Shanta swings to loss, reiterates guidance
East Africa-focused Shanta Gold has reported a loss of $5.70-million for the six months ended June 30, despite revenue increasing in line with more ounces being sold and a marginally higher average selling price.
The after-tax net compares with a profit of $7.1-million in the corresponding period last year.
The miner’s revenue increased from $49.3-million to $53.6-million in the six months under review, generated from the sale of 41 049 oz of gold at an average price of $1 306/oz. The cost of sales, however, increased by 30% to $28.95-million and depreciation charged increased by 53% to $16.56-million.
Shanta produced 42 203 oz at an all-in sustaining cost (AISC) of $730/oz in the half-year, which placed the gold firm on track to deliver its full-year production and costs within guidance. The yearly guidance is estimated at between 80 000 oz and 84 000 oz, at an AISC of $740/oz to $780/oz.
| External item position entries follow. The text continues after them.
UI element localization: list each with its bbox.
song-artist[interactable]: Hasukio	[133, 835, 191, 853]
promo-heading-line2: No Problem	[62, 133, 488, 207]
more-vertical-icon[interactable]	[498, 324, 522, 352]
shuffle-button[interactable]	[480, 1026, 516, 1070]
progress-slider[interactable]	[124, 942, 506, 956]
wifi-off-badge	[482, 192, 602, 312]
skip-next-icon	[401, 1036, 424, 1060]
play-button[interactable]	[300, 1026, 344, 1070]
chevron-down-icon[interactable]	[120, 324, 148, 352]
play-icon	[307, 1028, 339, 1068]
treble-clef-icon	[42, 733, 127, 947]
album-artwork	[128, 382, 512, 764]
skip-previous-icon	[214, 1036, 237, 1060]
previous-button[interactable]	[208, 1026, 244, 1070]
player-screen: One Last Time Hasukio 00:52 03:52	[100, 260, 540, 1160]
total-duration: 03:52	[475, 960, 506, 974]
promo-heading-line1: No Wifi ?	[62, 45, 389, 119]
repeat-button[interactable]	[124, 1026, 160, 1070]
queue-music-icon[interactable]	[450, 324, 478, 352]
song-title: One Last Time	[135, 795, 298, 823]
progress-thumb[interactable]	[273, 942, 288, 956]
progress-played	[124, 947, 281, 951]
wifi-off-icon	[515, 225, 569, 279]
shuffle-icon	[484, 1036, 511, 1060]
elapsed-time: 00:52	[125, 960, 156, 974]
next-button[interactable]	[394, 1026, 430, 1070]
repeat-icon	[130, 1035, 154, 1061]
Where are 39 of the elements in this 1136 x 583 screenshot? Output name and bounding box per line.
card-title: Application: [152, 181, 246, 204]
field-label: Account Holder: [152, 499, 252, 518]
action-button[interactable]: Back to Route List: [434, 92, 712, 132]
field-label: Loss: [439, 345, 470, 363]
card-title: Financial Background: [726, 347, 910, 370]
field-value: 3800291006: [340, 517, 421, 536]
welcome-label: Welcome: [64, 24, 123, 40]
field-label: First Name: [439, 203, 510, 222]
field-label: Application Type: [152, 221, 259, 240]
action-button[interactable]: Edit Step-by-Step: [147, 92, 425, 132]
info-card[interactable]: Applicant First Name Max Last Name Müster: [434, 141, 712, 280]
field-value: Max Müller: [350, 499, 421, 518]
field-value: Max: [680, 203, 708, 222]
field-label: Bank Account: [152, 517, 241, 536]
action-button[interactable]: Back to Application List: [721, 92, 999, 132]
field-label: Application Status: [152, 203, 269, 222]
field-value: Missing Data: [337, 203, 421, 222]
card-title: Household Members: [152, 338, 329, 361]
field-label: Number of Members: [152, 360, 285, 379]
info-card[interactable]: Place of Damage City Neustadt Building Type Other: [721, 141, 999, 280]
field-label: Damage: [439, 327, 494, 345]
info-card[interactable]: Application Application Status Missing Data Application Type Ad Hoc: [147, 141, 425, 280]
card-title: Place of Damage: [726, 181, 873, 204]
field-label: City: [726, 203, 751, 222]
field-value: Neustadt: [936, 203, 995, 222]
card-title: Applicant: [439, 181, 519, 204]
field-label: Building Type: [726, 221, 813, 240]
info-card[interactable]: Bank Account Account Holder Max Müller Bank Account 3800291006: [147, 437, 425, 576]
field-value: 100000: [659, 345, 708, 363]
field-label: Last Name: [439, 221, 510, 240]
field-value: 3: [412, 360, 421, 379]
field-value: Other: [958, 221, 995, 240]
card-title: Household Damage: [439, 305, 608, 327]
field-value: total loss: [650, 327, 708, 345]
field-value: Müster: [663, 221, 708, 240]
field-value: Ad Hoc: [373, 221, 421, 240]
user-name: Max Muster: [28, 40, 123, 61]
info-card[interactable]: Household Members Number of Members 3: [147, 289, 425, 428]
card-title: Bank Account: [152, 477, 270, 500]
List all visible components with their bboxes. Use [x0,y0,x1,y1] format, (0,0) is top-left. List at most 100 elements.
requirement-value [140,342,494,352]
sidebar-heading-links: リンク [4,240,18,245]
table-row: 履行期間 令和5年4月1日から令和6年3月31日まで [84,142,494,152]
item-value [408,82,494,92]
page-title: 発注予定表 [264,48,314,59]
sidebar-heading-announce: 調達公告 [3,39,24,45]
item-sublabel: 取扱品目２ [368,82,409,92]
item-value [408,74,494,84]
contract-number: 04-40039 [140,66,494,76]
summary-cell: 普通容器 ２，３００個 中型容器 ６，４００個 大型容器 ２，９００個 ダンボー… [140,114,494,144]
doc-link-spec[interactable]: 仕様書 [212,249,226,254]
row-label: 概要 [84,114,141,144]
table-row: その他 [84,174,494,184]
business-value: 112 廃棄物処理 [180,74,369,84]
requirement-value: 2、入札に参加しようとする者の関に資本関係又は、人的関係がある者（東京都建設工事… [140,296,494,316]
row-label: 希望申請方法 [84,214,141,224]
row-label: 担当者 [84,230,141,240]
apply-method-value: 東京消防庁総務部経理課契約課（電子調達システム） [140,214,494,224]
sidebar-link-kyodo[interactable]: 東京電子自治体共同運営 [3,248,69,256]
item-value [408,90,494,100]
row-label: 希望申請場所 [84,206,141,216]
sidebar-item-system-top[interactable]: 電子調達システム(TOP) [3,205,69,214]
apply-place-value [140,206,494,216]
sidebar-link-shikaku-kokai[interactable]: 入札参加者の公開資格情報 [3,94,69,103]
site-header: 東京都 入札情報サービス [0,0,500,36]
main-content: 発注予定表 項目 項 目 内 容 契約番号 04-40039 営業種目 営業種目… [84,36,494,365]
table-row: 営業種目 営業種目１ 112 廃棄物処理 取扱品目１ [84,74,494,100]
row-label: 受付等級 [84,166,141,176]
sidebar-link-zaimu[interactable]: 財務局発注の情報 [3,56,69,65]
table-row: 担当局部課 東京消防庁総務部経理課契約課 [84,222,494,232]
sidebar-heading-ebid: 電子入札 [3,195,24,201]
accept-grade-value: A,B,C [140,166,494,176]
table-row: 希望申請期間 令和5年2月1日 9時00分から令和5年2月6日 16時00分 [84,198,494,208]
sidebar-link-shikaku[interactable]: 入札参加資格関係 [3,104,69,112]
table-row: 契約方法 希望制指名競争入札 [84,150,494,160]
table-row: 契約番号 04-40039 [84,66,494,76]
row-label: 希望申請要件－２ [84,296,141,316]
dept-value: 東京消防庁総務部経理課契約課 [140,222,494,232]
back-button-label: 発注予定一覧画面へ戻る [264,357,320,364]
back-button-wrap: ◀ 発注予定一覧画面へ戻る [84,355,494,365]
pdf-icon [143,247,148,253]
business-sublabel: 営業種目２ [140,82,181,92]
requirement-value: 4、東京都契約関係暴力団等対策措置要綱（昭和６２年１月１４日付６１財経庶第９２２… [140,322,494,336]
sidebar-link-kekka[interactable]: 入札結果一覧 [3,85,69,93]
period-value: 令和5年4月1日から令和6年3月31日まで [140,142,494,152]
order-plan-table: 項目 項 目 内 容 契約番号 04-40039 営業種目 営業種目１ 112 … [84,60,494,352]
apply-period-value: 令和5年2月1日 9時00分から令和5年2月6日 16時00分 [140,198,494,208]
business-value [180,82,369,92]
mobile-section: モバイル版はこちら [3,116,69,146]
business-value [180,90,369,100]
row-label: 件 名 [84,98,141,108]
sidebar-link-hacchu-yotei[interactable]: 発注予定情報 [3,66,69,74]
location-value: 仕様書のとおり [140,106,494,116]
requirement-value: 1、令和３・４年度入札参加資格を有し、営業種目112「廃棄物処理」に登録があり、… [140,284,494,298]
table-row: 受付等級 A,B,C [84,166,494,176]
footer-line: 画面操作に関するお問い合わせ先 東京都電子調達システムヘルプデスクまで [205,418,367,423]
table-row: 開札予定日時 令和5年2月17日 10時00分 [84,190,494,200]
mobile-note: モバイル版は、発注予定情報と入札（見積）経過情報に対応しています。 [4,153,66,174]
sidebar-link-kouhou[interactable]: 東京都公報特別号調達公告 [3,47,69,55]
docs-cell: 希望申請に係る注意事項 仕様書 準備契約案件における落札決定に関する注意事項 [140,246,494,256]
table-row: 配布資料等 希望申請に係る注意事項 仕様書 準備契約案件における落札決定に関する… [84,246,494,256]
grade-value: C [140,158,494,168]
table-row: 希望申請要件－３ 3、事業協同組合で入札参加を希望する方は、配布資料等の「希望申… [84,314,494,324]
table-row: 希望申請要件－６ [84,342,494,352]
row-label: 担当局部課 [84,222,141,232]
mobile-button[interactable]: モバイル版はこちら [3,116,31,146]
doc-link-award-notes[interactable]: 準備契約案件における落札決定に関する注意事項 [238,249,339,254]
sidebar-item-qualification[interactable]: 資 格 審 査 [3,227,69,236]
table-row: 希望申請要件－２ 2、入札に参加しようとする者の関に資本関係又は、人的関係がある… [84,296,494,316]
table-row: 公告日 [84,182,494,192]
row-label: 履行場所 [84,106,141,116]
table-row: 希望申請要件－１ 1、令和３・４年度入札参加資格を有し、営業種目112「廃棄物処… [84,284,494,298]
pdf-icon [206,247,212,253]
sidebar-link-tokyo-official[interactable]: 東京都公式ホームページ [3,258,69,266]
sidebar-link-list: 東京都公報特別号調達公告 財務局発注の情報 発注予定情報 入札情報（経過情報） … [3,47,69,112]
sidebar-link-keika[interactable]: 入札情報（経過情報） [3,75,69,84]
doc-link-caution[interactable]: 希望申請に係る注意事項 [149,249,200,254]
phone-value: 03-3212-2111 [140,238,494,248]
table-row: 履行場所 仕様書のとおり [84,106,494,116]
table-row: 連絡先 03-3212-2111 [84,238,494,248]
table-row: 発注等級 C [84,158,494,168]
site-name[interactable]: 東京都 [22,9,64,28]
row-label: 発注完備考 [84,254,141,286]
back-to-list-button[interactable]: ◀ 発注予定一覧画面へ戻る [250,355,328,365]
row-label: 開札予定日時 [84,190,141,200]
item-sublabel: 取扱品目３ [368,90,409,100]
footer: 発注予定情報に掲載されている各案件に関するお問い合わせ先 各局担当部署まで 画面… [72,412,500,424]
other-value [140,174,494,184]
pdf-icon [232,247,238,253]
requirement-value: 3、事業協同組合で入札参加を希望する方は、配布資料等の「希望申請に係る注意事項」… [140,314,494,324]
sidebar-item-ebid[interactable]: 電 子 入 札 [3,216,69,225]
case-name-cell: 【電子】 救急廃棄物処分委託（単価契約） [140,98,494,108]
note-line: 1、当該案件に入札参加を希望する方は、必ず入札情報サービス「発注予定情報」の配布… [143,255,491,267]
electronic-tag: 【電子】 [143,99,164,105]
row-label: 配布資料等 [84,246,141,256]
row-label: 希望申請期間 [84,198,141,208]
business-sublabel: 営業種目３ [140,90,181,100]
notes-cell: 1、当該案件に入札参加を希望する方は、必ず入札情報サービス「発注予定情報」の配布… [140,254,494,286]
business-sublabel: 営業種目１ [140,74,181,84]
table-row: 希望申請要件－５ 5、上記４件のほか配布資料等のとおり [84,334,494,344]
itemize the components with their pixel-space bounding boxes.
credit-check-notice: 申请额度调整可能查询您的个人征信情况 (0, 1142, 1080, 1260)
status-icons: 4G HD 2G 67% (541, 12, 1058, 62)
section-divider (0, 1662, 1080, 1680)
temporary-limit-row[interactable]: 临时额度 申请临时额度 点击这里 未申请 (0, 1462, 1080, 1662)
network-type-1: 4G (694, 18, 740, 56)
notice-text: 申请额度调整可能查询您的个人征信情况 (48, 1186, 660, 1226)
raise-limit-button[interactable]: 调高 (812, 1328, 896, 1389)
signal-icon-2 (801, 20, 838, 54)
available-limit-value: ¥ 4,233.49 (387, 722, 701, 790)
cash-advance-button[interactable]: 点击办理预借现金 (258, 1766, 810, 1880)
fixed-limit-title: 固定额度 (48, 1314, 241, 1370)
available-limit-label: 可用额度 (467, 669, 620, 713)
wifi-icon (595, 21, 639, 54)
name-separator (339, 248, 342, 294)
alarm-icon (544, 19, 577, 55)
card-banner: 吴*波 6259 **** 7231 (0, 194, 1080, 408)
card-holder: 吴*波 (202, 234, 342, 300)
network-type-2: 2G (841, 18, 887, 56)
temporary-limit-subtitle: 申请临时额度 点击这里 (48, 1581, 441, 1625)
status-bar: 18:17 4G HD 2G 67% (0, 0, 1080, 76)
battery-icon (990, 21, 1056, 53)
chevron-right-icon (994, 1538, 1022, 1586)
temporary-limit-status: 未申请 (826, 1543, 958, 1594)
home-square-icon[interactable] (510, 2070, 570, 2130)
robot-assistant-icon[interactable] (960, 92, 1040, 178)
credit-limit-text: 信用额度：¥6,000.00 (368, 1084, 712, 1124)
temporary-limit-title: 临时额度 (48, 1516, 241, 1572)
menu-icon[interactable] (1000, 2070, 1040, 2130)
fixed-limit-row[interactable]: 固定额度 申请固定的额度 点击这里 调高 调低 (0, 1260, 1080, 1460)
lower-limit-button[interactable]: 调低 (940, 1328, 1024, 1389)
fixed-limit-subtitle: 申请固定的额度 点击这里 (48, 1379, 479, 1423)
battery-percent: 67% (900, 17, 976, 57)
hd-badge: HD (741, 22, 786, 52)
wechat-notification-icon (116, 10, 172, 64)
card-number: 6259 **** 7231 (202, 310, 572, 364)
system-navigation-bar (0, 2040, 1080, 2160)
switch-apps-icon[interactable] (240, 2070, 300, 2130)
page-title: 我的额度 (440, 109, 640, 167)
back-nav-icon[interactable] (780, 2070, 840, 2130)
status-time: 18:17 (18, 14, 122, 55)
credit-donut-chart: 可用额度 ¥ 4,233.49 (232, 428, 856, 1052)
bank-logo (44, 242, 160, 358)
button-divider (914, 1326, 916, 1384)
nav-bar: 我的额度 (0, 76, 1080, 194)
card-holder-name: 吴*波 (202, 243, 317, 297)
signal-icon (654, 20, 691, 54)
Shanta Gold, headed by CEO Eric Zurrin, confirmed on Monday that it would continue exploration drilling at its New Luika gold mine, with drilling expected to result in the replacement of 2019 reserve depletion at $2/oz exploration cost.
Wholly-owned subsidiary, Singida Resources, meanwhile, would proceed with a targeted $20-million minimum equity offering through an initial public offering (IPO) on the Dar es Salaam stock exchange.
IPO proceeds would finance the upfront capital to bring the project into production and provide additional funds for exploration, the miner said.